Sur le moyen de cassation pris de la violation des articles 319 ancien du Code
pénal, 591 et 593 du Code de procédure pénale, défaut
et contradiction de motifs, manque de base légale :
" en ce que l'arrêt attaqué a déclaré Alain
X... coupable d'homicide involontaire à raison de sa décision
d'extuber et d'arrêter la réanimation de Carole Y... prise le 2
juillet à 19 heures ;
" aux motifs que le docteur Alain X... ne conteste pas ce fait, en désaccord
avec toute logique et toute éthique médicale et contraire aux
règles consacrées par la pratique, ce qui caractérise au
moins une imprudence pénalement répréhensible constitutive
d'ailleurs d'une erreur de diagnostic selon les expertises ci-dessus rappelées,
dans la mesure où il n'a pas cru devoir attendre de vérifier le
diagnostic avancé de lésions bulbaires ; qu'il ressort clairement
du rapport du premier collège d'experts que la décision d'extubation
et d'arrêt de la réanimation prise par le docteur Alain X... le
2 juillet 1989 à 19 heures est une des causes du décès
de Carole Y... ;
qu'ils ajoutent, cependant, qu'à ce moment, la blessée n'avait
plus de chance de guérison, ce qui est confirmé par le deuxième
collège d'experts, qui pense que l'évolution fatale était
alors irréversible en raison de la persistance d'une hémorragie
infra-abdominale et des quantités massives de sang transfusé ;
que, toutefois, la décision d'extubation et l'arrêt de la réanimation
a, en toute hypothèse, hâté le décès de Carole
Y... et interdit toute nouvelle intervention chirurgicale ;
que cette décision est donc constitutive d'une faute par imprudence engageant
la responsabilité pénale du docteur Alain X... ; que chaque faute
commise a rendu inéluctable et irréversible le processus mortel
se développant ; qu'ainsi est établi le lien de causalité
entre les fautes reprochées aux docteurs Z... et Alain X... et le décès
de Carole Y... ;
" alors que, d'une part, les atteintes à l'intégrité
physique d'autrui causées par imprudence et négligence, telles
qu'incriminées par les articles 319 et 320 anciens du Code pénal,
aujourd'hui 221-6 et suivants du nouveau Code, exigeant l'existence d'un lien
de causalité certain entre la faute et le dommage, la " Cour "

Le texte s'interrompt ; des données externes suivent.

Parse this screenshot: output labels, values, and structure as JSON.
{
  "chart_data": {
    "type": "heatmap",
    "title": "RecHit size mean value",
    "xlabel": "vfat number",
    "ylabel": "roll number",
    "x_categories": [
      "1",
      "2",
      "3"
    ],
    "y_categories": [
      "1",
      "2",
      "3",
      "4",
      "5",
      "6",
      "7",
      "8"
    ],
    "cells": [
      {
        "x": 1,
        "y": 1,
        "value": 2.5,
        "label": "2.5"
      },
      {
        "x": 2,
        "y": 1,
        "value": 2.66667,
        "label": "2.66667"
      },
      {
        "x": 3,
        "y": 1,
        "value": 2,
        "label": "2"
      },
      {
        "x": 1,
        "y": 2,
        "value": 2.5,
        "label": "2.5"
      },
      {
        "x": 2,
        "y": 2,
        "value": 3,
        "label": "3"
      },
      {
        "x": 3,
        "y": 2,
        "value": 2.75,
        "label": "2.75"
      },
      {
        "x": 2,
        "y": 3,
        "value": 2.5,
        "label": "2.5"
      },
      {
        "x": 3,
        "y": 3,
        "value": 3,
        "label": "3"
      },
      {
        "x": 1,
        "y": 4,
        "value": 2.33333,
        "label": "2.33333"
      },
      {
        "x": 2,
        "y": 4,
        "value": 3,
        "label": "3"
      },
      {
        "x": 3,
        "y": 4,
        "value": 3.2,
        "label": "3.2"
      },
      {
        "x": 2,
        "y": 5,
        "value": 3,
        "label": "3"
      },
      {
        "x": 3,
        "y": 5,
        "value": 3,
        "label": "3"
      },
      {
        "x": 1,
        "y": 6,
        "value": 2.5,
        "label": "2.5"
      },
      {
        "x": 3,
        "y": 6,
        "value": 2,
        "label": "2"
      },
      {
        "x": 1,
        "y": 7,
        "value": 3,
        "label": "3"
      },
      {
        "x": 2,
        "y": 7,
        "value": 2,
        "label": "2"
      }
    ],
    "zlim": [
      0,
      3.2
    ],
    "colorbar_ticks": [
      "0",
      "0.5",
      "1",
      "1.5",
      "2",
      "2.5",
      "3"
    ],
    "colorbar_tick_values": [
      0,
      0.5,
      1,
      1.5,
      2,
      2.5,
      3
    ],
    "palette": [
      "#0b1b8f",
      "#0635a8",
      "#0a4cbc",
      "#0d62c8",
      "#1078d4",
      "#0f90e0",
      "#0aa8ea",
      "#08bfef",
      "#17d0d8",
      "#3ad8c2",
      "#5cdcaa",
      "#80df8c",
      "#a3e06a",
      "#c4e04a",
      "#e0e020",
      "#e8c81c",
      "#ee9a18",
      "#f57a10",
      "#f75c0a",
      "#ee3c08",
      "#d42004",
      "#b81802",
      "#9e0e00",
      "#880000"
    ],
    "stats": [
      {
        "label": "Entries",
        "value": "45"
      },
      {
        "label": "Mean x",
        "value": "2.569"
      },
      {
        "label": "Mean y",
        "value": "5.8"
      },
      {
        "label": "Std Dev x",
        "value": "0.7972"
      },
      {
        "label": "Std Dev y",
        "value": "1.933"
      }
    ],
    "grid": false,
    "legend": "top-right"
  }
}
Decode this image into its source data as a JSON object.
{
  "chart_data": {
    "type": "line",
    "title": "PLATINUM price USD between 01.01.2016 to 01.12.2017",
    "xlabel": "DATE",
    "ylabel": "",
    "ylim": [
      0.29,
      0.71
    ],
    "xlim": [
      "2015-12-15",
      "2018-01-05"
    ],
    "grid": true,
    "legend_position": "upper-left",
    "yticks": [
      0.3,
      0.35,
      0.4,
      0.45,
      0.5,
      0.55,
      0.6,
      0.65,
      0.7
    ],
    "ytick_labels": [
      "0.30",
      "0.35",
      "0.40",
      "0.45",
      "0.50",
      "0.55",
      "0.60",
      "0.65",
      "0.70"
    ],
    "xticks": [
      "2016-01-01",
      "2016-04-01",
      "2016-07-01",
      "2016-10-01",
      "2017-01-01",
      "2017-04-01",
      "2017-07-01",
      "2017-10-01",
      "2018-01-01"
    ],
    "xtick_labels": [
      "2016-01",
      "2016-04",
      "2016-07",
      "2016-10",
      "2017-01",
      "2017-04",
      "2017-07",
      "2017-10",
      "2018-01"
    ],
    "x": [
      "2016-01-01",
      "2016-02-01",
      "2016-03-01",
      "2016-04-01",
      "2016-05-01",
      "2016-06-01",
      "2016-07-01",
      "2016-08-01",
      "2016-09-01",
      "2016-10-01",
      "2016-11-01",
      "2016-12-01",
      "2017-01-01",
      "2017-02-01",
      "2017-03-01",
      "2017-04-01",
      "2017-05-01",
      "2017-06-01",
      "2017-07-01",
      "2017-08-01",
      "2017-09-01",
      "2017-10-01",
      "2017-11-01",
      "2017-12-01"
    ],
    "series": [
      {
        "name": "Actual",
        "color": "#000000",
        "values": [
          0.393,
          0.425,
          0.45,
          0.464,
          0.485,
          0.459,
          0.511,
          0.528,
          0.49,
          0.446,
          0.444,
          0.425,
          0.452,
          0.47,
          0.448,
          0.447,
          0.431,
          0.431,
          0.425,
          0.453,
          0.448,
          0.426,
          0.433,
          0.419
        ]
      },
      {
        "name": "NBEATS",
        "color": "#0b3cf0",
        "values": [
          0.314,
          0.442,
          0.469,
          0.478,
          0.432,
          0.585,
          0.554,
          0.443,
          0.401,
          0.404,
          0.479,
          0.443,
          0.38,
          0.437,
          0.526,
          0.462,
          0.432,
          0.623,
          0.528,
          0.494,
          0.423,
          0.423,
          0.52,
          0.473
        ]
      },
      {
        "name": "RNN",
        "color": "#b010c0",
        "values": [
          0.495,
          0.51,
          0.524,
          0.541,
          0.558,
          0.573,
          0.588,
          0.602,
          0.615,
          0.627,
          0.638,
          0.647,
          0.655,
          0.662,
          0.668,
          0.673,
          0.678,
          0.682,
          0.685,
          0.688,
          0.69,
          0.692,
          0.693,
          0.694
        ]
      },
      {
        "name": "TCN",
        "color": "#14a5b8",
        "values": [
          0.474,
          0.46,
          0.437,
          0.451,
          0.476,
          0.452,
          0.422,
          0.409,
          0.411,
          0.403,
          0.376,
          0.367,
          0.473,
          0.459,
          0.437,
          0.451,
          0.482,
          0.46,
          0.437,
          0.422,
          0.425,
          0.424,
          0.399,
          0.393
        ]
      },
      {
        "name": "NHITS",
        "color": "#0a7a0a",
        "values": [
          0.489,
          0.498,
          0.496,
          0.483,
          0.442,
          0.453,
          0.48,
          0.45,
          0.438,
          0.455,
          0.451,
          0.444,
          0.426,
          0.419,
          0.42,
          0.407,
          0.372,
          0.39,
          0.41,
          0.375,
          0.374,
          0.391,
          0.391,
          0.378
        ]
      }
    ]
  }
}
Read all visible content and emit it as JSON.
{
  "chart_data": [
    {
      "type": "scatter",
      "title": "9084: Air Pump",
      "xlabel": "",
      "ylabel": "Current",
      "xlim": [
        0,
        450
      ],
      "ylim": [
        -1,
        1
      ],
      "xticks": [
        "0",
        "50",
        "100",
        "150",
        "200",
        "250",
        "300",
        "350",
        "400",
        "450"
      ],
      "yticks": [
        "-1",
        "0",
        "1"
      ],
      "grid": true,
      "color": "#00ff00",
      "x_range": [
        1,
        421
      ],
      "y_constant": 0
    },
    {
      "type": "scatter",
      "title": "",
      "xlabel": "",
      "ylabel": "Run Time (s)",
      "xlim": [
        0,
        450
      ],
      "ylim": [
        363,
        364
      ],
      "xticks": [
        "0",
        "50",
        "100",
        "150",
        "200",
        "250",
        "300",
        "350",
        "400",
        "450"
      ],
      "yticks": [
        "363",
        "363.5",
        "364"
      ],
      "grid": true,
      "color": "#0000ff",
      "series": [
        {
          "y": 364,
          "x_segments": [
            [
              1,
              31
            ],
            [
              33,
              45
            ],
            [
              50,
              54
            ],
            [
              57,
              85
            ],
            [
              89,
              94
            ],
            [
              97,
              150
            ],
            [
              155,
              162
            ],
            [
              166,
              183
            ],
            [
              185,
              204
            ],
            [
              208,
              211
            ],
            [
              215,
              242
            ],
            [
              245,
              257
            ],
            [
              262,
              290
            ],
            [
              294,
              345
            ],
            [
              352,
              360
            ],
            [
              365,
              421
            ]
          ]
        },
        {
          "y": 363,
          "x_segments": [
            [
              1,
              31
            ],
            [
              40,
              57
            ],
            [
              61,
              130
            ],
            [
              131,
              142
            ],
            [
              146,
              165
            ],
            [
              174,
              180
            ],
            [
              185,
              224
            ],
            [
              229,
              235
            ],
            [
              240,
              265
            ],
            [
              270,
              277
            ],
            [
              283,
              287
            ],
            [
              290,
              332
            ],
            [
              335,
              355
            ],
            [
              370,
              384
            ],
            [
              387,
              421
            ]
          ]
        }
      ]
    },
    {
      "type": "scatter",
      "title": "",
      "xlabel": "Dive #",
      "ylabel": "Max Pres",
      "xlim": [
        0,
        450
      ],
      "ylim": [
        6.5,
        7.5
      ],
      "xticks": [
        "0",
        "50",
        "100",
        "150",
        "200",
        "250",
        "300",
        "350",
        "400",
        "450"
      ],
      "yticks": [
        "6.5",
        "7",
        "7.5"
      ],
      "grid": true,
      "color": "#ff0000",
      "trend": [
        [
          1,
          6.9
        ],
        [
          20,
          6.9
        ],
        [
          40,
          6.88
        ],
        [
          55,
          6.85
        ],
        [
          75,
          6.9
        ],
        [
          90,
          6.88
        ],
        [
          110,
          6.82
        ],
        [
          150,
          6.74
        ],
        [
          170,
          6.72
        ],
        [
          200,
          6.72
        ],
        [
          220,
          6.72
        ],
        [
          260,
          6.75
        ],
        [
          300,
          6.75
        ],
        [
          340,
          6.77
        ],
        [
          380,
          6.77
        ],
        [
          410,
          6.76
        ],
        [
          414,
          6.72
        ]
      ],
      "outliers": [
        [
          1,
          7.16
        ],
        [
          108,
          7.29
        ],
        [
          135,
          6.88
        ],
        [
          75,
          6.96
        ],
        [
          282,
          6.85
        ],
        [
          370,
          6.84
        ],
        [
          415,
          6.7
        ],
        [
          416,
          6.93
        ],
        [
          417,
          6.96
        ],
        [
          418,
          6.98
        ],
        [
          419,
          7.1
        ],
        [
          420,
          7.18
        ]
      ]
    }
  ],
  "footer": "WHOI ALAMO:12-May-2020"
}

qui a ainsi relevé que les 2 collèges d'experts avaient formellement
conclu qu'au moment de la décision prise par Alain X... d'extuber et
d'arrêter la réanimation de Carole Y..., cette blessée n'avait
plus de chance de guérison, l'évolution fatale étant alors
irréversible, n'a pas, dès lors, en l'état de ses énonciations
établissant que l'acte reproché à Alain X... n'avait eu
aucune incidence sur la survenance du décès de Carole Y..., devenu
alors inéluctable, légalement justifié sa décision
déclarant établie la prévention d'homicide involontaire
à l'encontre d'Alain X... ;
" alors que, d'autre part, la Cour ayant ainsi constaté que, abstraction
faite du geste du docteur Alain X..., le décès de Carole Y...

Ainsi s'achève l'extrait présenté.